The race to move on … first

We’re all mature adults here, supposedly. But every time a break up occurs, there’s some unspoken, unannounced race that begins, no matter how old you are or how serious the relationship is. The battle: who moves on first, visibly, and with proof. The reward: your own ego and your pride.

At first, the two people go into hiding, still a bit sensitive about the other. Each person is licking their wounds and avoiding the light. But after awhile, as if a switch were flipped on. Someone will start the first attack. Whether it be posting pictures on facebook, or leaving comments on mutual friends’ pages, or going out incessantly with friends and then making sure the ex gets word of it. Then come retaliation from the other side.
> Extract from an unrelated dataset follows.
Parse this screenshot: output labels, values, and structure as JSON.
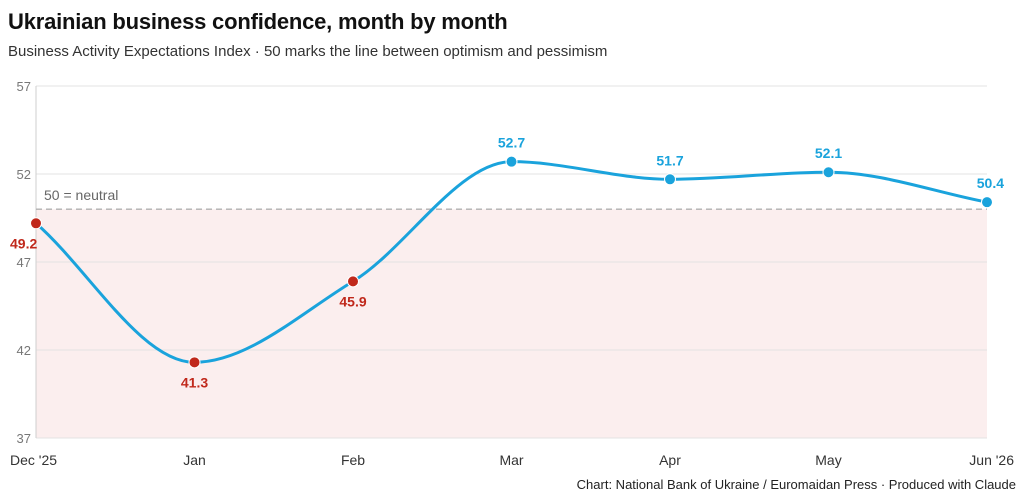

Also posting equally incriminating photos, also going out, and trying to outplay the other person’s fun. And then its the rebuttal from the first side. Trying their best to go above and beyond the ex, and making it more prominent and obvious.

Of course, not everyone goes to the extreme, but even in the slightest way, there’s a race. An unspoken, horribly silly, yet terribly significant race.

When we see our friends do it, we coax them to stop and try to tell them to not let it get out of hand, and really, you’re just living for another person. But when I’m in it myself, its hard not to get upset when I see him post up things, and it makes me wonder, “Are you starting the first attack? Have we really succumbed to this? Or is this just the inevitable evolution of a break up?” Then I think, “Wait, maybe I should also post things up about how much my friends are doing for me and how free I feel now, etc etc” But then I’m trying to use every ounce of self control I have not to post in my facebook status “Him and I are broken up because he cheated”.

There’s a race. But I guess everyone competes in it differently. Sometimes its direct and malicious, other times it just indirect and accidental. But somehow, I can’t get it out of mind… that despite the direct intention and motivation to hurt, I think both parties know very clearly that the things you do right after the break up, still affect the other person greatly. So the only thing left to see, is who makes the first move, because saying “Its my life and my business. They shouldn’t care what I do. They need to move on, just like how I am.” just shows that you’re trying to get ahead, regardless of their feelings. And if I’m the type that’s willing to make my first attack, regardless of your feelings, then I’m an inconsiderate person, who never deserved your affection in the first place.

Someone who is willing to hurt another person for their own advancement, when the reward is nothing but their own pride and ego, is someone who will never be selfless and loving enough to have a strong and healthy relationship with.

The behavior after the break up is probably more important than our behavior during the relationship. It gives the most honest and clear picture what of is really deep inside each of us.